Le rapport que le patronat bavarois vient de faire publier sur les conséquences d’une coupure du gaz russe pour l’économie allemande n’a rien de surprenant en soi. Nous le reproduisons ci-dessus pour les germanophones. 

Ce qui est plus surprenant que le rapport, c’est le bruit qu’il fait. Et qu’il surprenne par les évidences qu’il contient. 

On y apprend en effet que jusqu’à 12,7% de la valeur ajoutée allemande pourrait manquer à l’appel. Et que presque 6 millions d’emplois sont menacés par un renoncement complet au gaz bon marché venu de Russie. 

Mais comment l’industrie allemande peut-elle découvrir cela si tard.  Si l’on admet qu’il s’agit d’une publication pour dégriser les politiques tout à leur furie ukrainophile – ou russophobe, comme on voudra – comment comprendre que le corps social allemand, qui se glorifie de toujours réduire au maximum la part d’incertitude d’une action à venir, se soit laissé ainsi surprendre? 

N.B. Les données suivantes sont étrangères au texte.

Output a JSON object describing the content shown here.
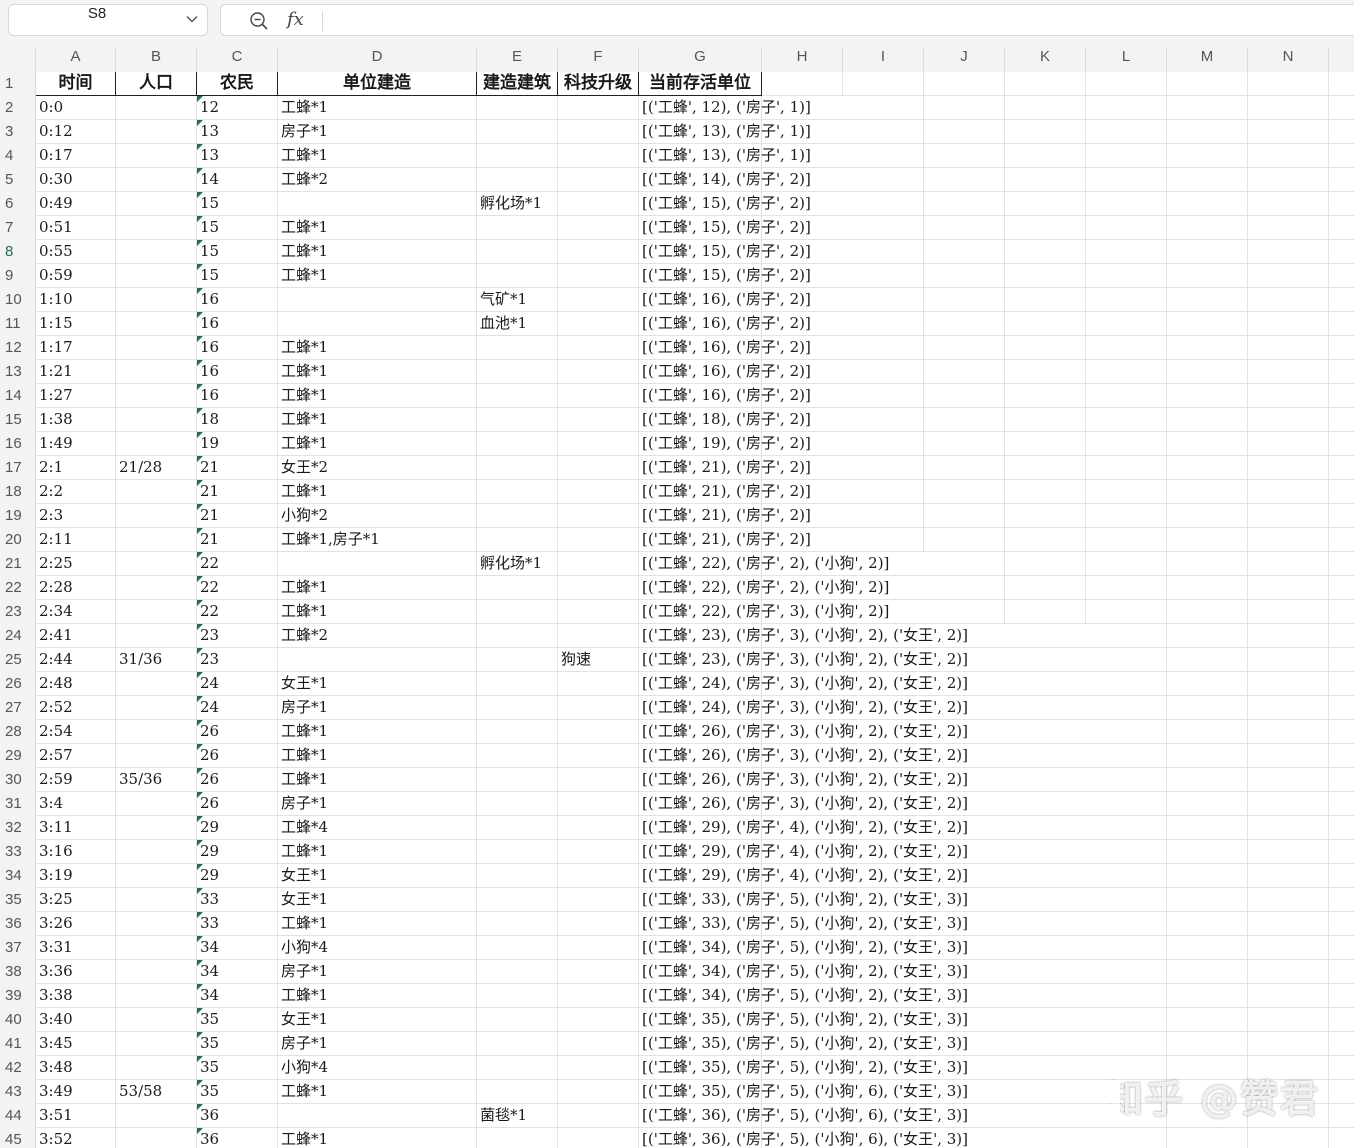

Un suicide allemand longtemps masqué

Le Général de Gaulle avertissait ses compatriotes dès les années 1930. L’Allemagne est pétrie de contradictions. Il en parlait comme de “l’Allemagne, force de la nature à laquelle elle tient au plus près, faisceau d’instincts puissants mais troubles”, et des Allemands comme des “artistes-nés qui n’ont point de goût, techniciens restés féodaux, pères de famille belliqueux, restaurants qui sont des temples, usines dans les forêts, palais gothiques pour les nécessités, oppresseurs qui veulent être aimés, séparatistes obéissant au doigt et à l’œil, chevaliers du myosotis qui se font vomir leur bière“. 

Se pourrait-il que nous découvrions que ces grands planificateurs sont capables de céder à la panique? Que ces moralisateurs expliquant à tous leurs voisins qu’ils ont tiré les leçons de la Seconde Guerre mondiale sont capables de retomber dans une russophobie irrationnelle, même si elle est moins destructrice que celle des années 1941-1945? 

Cela va plus loin que cela: 

+ à force de vouloir tout planifier de leur vie, les Allemands – les Allemandes – ne font plus d’enfant tellement celui-ci peut devenir une source de problèmes. Cela a commencé dans les années 1960 et est consécutif à la fois par le déclin du catholicisme et par l’irruption des techniques de contraception modernes. Parmi les pays occidentaux, l’Allemagne a est un de ceux qui a poussé le plus loin, soudain, le refus du renouvellement des générations.  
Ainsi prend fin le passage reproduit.